Adapted from: Franzone, E., & Collet-Klingenberg, L. (2008). Overview of video modeling. Madison: University of Wisconsin, Waisman Center, The National Professional Development Center on Autism Spectrum Disorders.
Time Delay Fact Sheet
Time delay (TD) is a practice used to systematically fade the use of prompts during instructional activities. With this procedure, a brief delay is provided between the initial instruction and any additional instructions or prompts. The evidence-based research focuses on two types of time delay procedures: progressive and constant. With progressive time delay, the adult gradually increases the waiting time between an instruction and any prompts that might be used to elicit
a response from a learner with ASD. For example, a teacher provides a prompt immediately after an instruction when a learner with ASD is initially learning a skill. As the learner becomes more proficient at using the skill, the teacher gradually increases the waiting time between the instruc- tion and the prompt. In constant time delay, a fixed amount of time is always used between the instruction and the prompt as the learner becomes more proficient at using the new skill. Time delay is always used in conjunction with a prompting procedure (e.g., least-to-most prompting, simultaneous prompting, graduated guidance).
TD meets evidence-based criteria with 12 single case design studies.

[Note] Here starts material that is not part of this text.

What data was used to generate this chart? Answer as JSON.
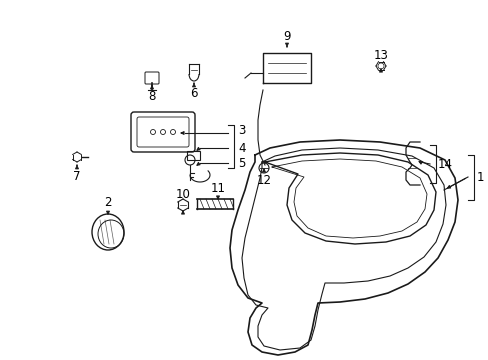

According to the evidence-based studies, this intervention has been effective for preschoolers (3-5 years) to young adults (19-22 years) with ASD.
TD can be used effectively to address social, communication, behavior, joint attention, play, cognitive, school-readiness, academic, motor, and adaptive skills.
Fleury, V. P. (2013). Time delay (TD) fact sheet. Chapel Hill: The University of North Carolina, Frank Porter Graham Child Development Institute, The National Professional Development Center on Autism Spectrum Disorders.
Adapted from: Neitzel, J. (2009). Overview of time delay. Chapel Hill: The University of North Carolina, Frank Porter Graham Child Development Institute, The National Professional Development Center on Autism Spectrum Disorders.
Technology-Aided Instruction and Intervention Fact Sheet
Technology-aided instruction and intervention (TAII) are those in which technology is the central feature of an intervention that supports the goal or outcome for the student. Technology is defined as “any electronic item/equipment/application/or virtual network that is used intention- ally to increase/maintain, and/or improve daily living, work/productivity, and recreation/leisure capabilities of adolescents with autism spectrum disorders”(Odom, Thompson, et al., 2013). TAII incorporates a broad range of devices, such as speech-generating devices, smart phones, tablets, computed-assisted instructional programs, and virtual networks. The common features of these interventions are the technology itself(as noted) and instructional procedures for learning to use the technology or supporting its use in appropriate contexts.
TAII meets evidence-based criteria with 9 group design and 11 single case design studies.
According to the evidence-based studies, this intervention has been effective for preschoolers (3-5 years) to young adults (19-22 years) with ASD.
TAII can be used effectively to address social, communication, behavior, joint attention, cognitive, school-readiness, academic, motor, adaptive, and vocational skills.
Odom, S. L. (2013). Technology-aided instruction and intervention (TAII) fact sheet. Chapel Hill: The University of North Carolina, Frank Porter Graham Child Development Institute, The National Professional Development Center on Autism Spectrum Disorders.